Seven years together, five years married, and I can’t imagine life without her. She’s the only person I actually like spending time with (aside from our kids).
20 years together, and he’s the one I want to tell stuff to, when I get home at the end of the day. I hope we get to have another 40+ years, but if something happened, I believe I would be able to go on. I just don’t believe that there is only one true love for people.
hug
You’re a man? I had no idea. (I guess I subconsciously associated you with Happy Rockefeller.)
Wow. Reminds me of this statistic
and this blog:
http://www.hugoschwyzer.net/2009/04/07/my-wife-is-my-best-friend-the-guy-code-and-the-inability-to-get-naked-without-getting-naked/
This is kind of different outside the US, although I can only speak for the Netherlands. Men here invest more time in (male) friends and their own family, so, in friendships outside their romantic partner. Perhaps that leads to less passionate marriages, I don’t know.
Is that directed at me, or at others who chose option “I want out”? ![]()
Hmm this isn’t a great time to be answering this poll, but I just did brag about him in the single mom’s thread, so yeah he’s between 2 and 4.
I voted #2, though I would never refer to him as my “best friend,” nor would I want to. He’s not my friend, he’s much more than that. I feel much more deeply for him than I ever would a friend. I have plenty of good friends and one “bestie” (hate that term) and the feeling is completely different.

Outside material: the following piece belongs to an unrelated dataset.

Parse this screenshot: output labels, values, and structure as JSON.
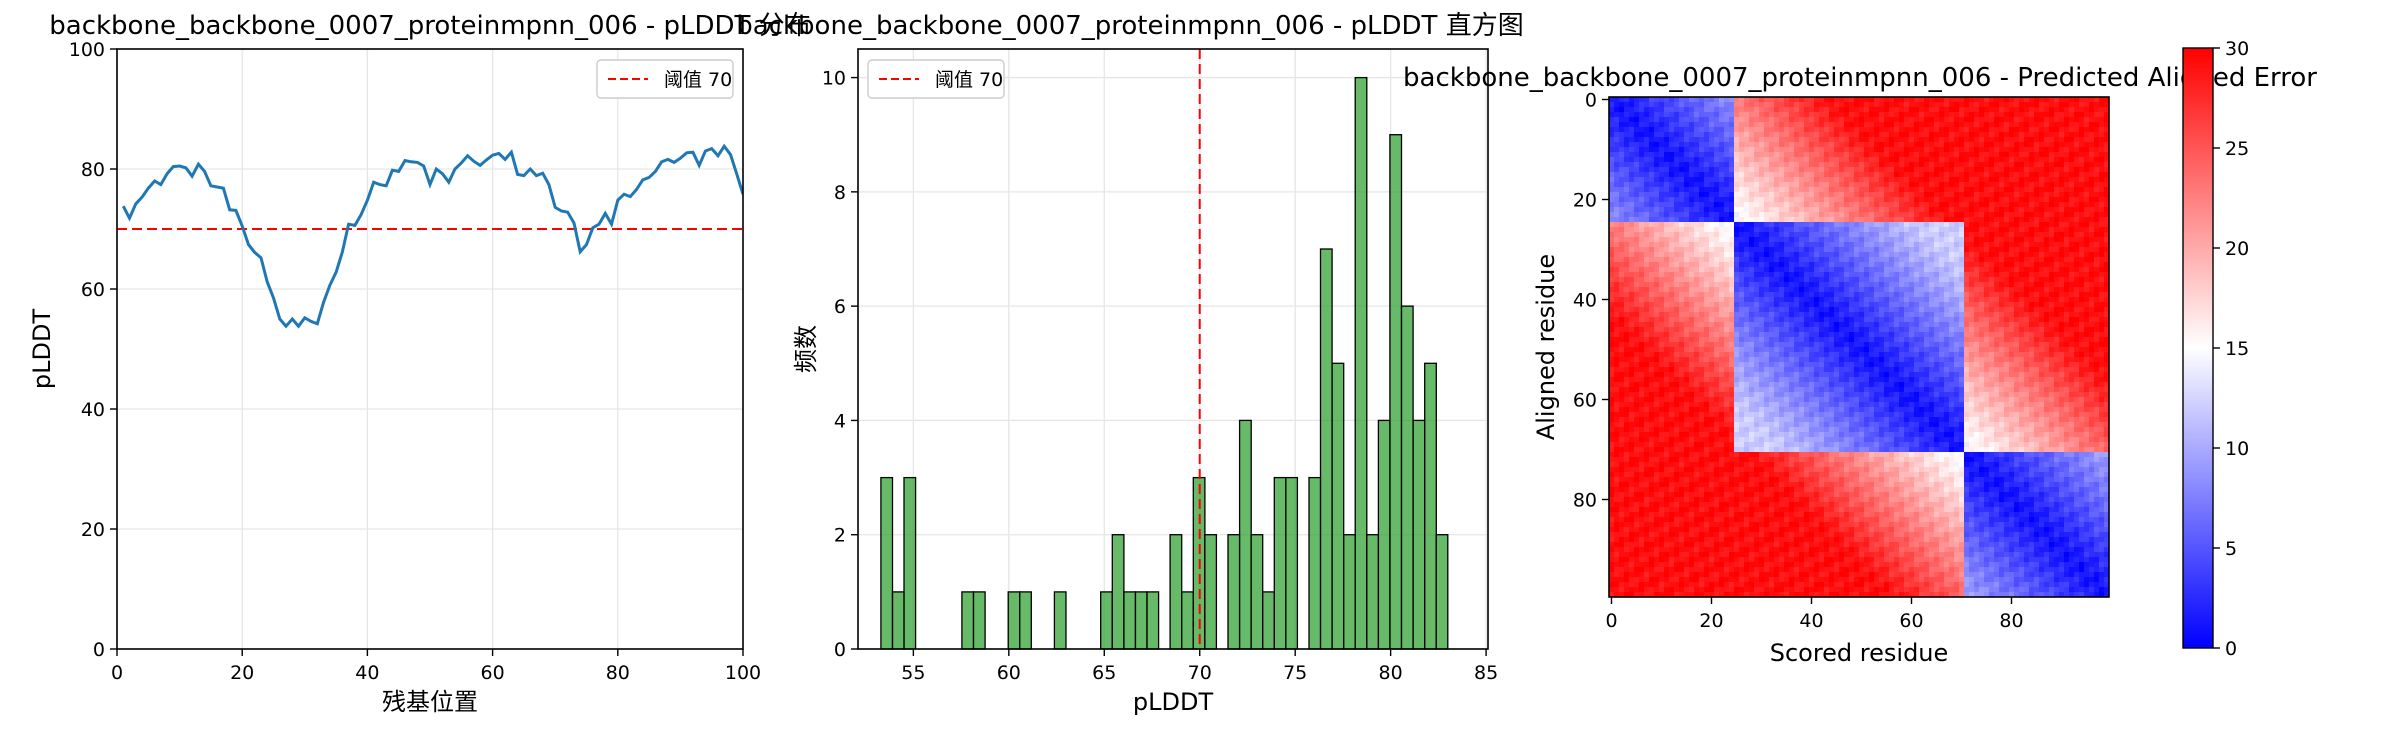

However, while I feel much more deeply for my husband than I do my best friend, there are some things I simply can’t or don’t want to talk about with my husband. He can’t give me recommendations on certain types of birth control that worked well with him and didn’t turn him into a raving bitch, for example. There are some things he just can’t sympathize with or doesn’t want to hear about and my best friend and I have great meaningless conversations with her that actually wind up meaning a lot to me. He also can’t take a step back when I’m being weird about something my husband did. I don’t complain about him to her, but she helps me think about issues with my husband more clearly than he does because he’s involved; she’s not. I have to have a third party, just like she does.